Monday, January 9, 2012

Enterprise Through the Back Door

Enterprise Will Spend $19 Billion on Apple Hardware in 2012

Things have changed greatly in the time I've been in the job market. When I first sat down at a corporate desk, it was a serious offense to bring your own hardware into the workplace. I'm not sure that anyone ever actually got fired over that, but the warnings coming from IT were strongly-worded. In essence, if you brought your Mac to work you could expect to be mocked in the short term and out of work in the long term.

What changed this was the mobile revolution; corporate IT can control what you put on your desk, but they can't mandate what you carry in your pocket. iPhones were obvious even in Windows-heavy environments, and then when the executives caught the wave and started wondering out loud why they couldn't get their business email on their smartphone, the genie was out of the bottle.

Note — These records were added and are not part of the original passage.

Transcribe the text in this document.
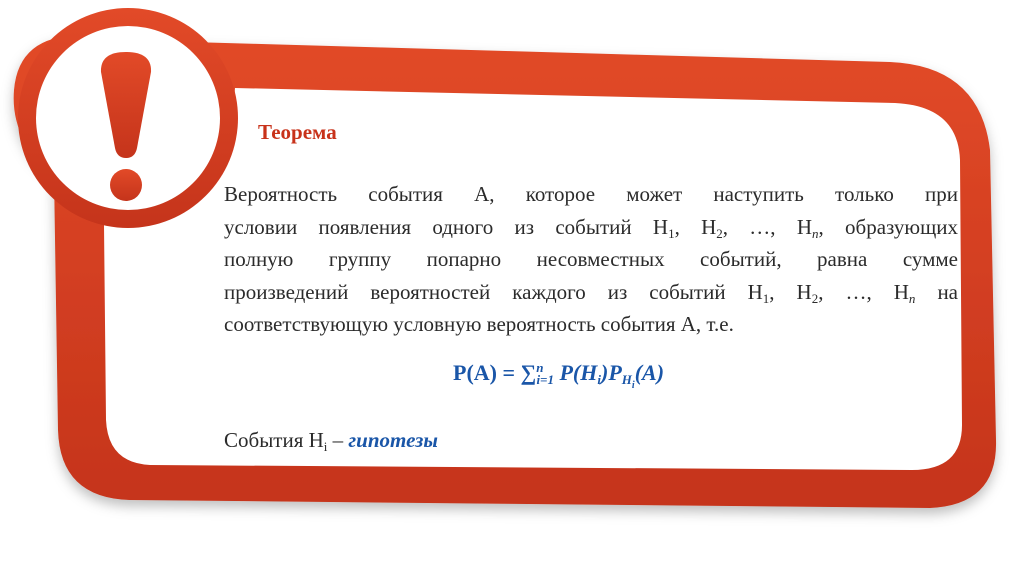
Теорема
Вероятность события А, которое может наступить только при
условии появления одного из событий $Н_1$, $Н_2$, …, $Н_n$, образующих
полную группу попарно несовместных событий, равна сумме
произведений вероятностей каждого из событий $Н_1$, $Н_2$, …, $Н_n$ на
соответствующую условную вероятность события А, т.е.
P(A) = ∑$^n_{i=1}$ $P(H_i)P_{H_i}(A)$
События $Н_i$ – гипотезы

Never say never, but I'll say it anyway -- we're never going back. Partly this is due to corporate cheapness; most people I know have better hardware at home (and in their pocket) than the cheapo HP/Dell they use on the job, and unless the business wants to step up and improve the quality of the computers (and phones) they hand out, they are never going to convince the workforce to take a step back in terms of speed, stability, and quality of user experience. Better instead to bow to the inevitable and find a way to support what employees will be doing anyway: using their technology of choice, in the ways that they choose to do so.